Here is the letterJohn Bradley wrote to OSCO, they NEVER told the prosecution
TO THE MEMBERS OF OCSD:
I am truly sorry that I was unable to refrain from discussing this issue in a less than positive light. .......
http://www.cacheback.ca/news/news_release-20110711-1.asp
John Bradley
CEO & Chief Software Architect
Good deal. After reading Bradley's letter, it is OBVIOUS that mid trial, June 16-19th, OCSO and
LDB was
fully aware that there was not 84 visits. Yet, on
June 23rd she questioned CA on the stand and pounded the 84 times, you visited chloroform 84 times, over and over, to insinuate the 84 times was a FACT. Things that make you go hmmmm.
per Bradley:
JUN 16, 2010 (after his testimony) -
I called the OCSD Sergeant about his testimony and inquired about the discrepancy. That's when he said that he KNEW about this discrepancy LONG AGO. When asked "What did you do about it?", he replied "that he visually inspected the URL within the Firefox 2 history file which was in question and observed the number 84 nearby ("a couple of lines below") and assumed that it was correct". Despite the obvious and critical flaw in this thinking, he still knew that the NetAnalysis report was still in evidence with a visit count of 1.

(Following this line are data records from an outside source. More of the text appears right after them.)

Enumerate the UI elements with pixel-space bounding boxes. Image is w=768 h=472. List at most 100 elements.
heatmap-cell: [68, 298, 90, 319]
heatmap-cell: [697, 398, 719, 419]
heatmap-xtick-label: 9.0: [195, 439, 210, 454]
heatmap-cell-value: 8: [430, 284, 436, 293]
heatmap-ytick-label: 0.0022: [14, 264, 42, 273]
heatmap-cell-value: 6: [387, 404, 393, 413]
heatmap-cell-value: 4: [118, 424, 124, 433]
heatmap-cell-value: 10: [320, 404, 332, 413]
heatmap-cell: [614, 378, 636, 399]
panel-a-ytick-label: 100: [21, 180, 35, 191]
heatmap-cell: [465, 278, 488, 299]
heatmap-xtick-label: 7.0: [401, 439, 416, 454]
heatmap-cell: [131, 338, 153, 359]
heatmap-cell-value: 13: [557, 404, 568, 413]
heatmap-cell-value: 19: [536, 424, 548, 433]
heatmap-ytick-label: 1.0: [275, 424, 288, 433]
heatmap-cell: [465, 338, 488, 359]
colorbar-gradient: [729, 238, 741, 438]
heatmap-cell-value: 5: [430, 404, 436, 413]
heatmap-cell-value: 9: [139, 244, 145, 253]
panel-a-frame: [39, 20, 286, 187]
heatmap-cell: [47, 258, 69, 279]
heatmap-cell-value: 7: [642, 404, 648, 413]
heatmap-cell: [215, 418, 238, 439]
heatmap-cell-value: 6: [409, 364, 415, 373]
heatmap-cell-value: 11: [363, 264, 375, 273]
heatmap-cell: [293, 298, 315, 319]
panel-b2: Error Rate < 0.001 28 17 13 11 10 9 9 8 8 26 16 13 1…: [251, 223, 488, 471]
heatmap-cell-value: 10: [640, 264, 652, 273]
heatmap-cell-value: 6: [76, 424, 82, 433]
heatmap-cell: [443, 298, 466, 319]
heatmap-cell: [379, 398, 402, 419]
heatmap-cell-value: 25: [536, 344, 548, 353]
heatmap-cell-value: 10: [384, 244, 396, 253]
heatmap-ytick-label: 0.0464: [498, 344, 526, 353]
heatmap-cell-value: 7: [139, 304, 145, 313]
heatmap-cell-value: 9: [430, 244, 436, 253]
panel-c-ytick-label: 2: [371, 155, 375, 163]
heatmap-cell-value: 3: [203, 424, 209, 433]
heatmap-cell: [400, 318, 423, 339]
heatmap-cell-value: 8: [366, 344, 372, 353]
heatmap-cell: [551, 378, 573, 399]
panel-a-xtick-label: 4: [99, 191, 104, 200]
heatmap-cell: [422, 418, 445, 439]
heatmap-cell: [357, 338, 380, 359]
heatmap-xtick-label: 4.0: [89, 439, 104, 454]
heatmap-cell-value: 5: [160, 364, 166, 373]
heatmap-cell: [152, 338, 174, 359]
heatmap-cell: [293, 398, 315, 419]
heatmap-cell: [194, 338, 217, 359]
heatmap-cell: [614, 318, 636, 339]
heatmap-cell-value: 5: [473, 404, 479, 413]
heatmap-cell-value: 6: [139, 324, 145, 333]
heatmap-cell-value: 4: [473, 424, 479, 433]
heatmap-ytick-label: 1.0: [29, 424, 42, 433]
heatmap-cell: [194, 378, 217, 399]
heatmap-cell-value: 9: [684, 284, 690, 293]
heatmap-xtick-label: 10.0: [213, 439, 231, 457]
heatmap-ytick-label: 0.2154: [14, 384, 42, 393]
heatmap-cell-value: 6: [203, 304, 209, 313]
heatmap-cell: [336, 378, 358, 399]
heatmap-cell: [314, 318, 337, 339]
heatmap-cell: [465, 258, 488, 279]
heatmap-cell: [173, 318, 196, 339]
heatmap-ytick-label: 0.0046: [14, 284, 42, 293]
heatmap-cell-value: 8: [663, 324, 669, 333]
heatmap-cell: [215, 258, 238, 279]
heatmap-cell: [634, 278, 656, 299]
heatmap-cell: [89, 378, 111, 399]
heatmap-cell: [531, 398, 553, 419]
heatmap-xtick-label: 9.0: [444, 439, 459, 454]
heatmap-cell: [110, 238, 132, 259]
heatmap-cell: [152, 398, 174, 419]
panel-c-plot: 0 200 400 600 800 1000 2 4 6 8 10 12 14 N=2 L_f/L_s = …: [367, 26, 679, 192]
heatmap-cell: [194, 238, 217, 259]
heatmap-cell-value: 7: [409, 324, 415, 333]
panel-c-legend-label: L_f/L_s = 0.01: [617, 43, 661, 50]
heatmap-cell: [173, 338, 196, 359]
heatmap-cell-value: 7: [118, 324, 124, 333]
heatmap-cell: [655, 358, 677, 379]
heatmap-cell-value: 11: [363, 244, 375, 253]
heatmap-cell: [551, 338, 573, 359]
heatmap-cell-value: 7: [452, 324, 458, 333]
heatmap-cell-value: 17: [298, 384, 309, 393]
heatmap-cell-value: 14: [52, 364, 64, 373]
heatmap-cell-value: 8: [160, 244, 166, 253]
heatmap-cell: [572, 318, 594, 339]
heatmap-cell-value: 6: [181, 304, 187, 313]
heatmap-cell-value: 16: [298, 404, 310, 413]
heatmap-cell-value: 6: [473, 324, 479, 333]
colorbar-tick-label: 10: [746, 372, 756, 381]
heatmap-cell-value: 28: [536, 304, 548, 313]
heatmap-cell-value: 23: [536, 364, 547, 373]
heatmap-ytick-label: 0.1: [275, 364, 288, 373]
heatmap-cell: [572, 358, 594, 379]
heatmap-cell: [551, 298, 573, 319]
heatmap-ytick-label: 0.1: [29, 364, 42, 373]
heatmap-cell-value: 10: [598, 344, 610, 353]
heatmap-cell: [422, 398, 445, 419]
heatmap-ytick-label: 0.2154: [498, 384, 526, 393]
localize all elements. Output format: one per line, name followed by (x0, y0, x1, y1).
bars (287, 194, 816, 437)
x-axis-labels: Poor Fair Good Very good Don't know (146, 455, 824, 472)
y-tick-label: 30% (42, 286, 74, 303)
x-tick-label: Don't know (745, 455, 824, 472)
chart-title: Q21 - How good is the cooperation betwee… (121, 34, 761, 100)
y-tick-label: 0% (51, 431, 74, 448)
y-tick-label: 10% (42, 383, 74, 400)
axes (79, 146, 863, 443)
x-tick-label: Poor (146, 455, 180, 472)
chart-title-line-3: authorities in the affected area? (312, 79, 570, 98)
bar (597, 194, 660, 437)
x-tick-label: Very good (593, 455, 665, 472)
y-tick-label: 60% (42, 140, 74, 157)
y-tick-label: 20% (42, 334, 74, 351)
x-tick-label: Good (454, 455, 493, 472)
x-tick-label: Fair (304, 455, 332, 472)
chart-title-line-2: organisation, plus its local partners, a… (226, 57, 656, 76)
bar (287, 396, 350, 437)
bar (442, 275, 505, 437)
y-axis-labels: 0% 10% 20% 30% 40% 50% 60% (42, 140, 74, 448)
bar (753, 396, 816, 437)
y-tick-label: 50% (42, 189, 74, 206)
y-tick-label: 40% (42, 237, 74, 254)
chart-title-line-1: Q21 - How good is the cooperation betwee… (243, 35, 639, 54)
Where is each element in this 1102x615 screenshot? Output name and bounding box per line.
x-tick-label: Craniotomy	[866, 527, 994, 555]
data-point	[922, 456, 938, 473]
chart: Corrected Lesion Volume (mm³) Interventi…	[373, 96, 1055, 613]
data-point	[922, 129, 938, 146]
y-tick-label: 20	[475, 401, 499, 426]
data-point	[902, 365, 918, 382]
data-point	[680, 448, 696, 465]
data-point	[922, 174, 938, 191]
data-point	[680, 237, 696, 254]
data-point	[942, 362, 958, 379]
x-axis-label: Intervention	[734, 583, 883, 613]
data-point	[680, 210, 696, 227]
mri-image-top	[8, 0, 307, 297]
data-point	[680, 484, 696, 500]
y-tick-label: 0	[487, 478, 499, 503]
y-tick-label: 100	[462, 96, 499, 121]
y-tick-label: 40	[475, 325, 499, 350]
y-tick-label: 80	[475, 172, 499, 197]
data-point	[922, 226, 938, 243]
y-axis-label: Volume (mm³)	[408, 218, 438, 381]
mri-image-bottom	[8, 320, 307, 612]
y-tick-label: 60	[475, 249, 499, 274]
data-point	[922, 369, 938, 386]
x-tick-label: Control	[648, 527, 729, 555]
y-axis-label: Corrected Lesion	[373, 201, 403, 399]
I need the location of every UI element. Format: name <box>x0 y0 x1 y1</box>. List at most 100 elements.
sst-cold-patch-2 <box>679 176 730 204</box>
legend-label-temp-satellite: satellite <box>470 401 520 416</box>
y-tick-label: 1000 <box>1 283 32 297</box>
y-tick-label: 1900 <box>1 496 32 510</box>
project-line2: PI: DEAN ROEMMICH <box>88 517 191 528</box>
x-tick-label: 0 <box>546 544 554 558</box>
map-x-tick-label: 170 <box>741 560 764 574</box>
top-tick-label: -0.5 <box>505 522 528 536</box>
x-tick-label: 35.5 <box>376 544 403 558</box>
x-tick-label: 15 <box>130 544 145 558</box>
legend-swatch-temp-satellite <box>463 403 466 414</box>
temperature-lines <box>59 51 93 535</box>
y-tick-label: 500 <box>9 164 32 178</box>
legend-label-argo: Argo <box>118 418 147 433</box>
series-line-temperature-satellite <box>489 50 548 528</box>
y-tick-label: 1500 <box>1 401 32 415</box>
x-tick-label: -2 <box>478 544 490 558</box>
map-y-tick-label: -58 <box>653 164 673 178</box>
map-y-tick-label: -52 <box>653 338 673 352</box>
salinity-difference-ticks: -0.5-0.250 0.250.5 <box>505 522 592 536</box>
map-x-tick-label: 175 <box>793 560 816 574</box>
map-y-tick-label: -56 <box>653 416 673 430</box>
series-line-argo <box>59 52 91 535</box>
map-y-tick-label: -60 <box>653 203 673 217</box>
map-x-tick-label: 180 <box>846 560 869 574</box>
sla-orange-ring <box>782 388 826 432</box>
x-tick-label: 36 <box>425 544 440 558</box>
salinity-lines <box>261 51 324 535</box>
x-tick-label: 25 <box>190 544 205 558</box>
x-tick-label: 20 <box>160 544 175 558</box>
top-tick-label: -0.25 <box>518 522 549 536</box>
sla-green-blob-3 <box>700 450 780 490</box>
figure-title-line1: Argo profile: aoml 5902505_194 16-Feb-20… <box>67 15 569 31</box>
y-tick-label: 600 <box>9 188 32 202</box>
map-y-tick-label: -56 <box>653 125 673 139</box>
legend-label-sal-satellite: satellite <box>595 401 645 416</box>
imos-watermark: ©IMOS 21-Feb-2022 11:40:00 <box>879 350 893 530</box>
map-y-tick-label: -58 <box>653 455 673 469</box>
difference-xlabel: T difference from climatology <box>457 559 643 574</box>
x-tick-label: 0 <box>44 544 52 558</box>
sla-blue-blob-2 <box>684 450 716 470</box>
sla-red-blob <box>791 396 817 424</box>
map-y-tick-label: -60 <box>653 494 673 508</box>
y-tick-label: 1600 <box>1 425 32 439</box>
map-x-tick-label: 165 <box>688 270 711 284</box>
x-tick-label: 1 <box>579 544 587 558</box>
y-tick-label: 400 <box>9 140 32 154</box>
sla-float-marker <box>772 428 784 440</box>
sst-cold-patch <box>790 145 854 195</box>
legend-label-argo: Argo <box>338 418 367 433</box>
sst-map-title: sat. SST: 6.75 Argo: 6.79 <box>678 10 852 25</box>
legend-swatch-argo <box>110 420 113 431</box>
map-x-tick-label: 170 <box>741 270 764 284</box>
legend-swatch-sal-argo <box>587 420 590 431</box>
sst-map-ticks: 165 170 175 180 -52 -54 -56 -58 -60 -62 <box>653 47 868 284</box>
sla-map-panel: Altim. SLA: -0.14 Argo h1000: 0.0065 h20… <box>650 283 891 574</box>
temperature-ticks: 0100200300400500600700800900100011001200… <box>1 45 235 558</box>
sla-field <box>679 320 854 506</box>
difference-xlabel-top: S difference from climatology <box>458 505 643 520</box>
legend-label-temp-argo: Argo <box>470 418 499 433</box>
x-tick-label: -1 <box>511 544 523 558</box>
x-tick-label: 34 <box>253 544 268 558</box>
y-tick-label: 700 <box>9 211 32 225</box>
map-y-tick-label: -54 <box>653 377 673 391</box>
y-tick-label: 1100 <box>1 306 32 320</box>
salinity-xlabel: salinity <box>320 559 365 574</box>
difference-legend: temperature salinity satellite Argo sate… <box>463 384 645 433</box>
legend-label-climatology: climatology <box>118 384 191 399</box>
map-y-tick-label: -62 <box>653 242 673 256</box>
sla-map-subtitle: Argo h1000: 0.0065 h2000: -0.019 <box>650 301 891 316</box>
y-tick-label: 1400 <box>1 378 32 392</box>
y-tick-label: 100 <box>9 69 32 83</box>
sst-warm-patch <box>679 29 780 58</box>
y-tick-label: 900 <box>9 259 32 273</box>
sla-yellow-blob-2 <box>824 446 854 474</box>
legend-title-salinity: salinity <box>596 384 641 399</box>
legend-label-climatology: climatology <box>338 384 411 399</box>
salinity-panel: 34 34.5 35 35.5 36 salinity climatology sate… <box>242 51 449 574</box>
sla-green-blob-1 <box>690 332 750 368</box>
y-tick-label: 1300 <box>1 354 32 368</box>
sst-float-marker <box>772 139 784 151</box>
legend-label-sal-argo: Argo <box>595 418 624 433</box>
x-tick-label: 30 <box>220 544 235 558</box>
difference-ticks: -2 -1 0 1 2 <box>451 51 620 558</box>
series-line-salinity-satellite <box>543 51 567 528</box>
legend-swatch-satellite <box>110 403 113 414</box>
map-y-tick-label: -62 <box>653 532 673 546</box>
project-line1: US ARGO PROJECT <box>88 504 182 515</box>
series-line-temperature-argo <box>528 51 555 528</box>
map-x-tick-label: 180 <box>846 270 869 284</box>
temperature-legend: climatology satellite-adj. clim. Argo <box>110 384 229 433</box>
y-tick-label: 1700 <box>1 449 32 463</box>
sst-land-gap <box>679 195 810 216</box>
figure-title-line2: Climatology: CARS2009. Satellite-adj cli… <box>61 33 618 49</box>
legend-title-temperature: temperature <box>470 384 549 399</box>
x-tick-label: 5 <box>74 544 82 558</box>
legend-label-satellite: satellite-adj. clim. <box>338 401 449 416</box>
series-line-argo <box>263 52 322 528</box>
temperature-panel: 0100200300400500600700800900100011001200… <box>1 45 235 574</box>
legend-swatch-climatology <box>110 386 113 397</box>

According to the OCSD officer, this discrepancy was known LONG before trial. NO attempts were made to contact me, the developer of NetAnalysis or to validate it manually using any other combination third party tools. Validation of "select URLs" (e.g., chloroform) would have taken only 10 minutes. So at this point, there are 2 inconsistent reports before the court and nothing was done about it. Even the prosecutor didn't know.
JUN 16-19, 2011 - I advised the State Attorney of the problem(s) and liased with
her and the OCSD officer. During the next 36 hours, I completely retooled the code in CacheBack and successfully matched the proper 9,075 records. An independent tool called "dork.exe" developed by the Mozilla developers corroborated my results. I also used EnCase Version 6 keyword search on the new record marker (a square open bracket) and verified the same results. CacheBack 3.7.11 was immediately released and I prepared an assortment of published results (for OCSD and the State prosecutor) in various file formats to make it easy to disclose and review.
This information was provided to the prosecution and to the OCSD in advance of the State's rebuttal, and the OCSD officer's second appearance (for the State). I even offered to fly down there overnight at my own expense to set the record straight and explain the discrepancy. Since the fate of woman's life could lay in this critical piece of information, I did everything in my power to remedy the situation, or at least mitigate the issue - once I became aware of it.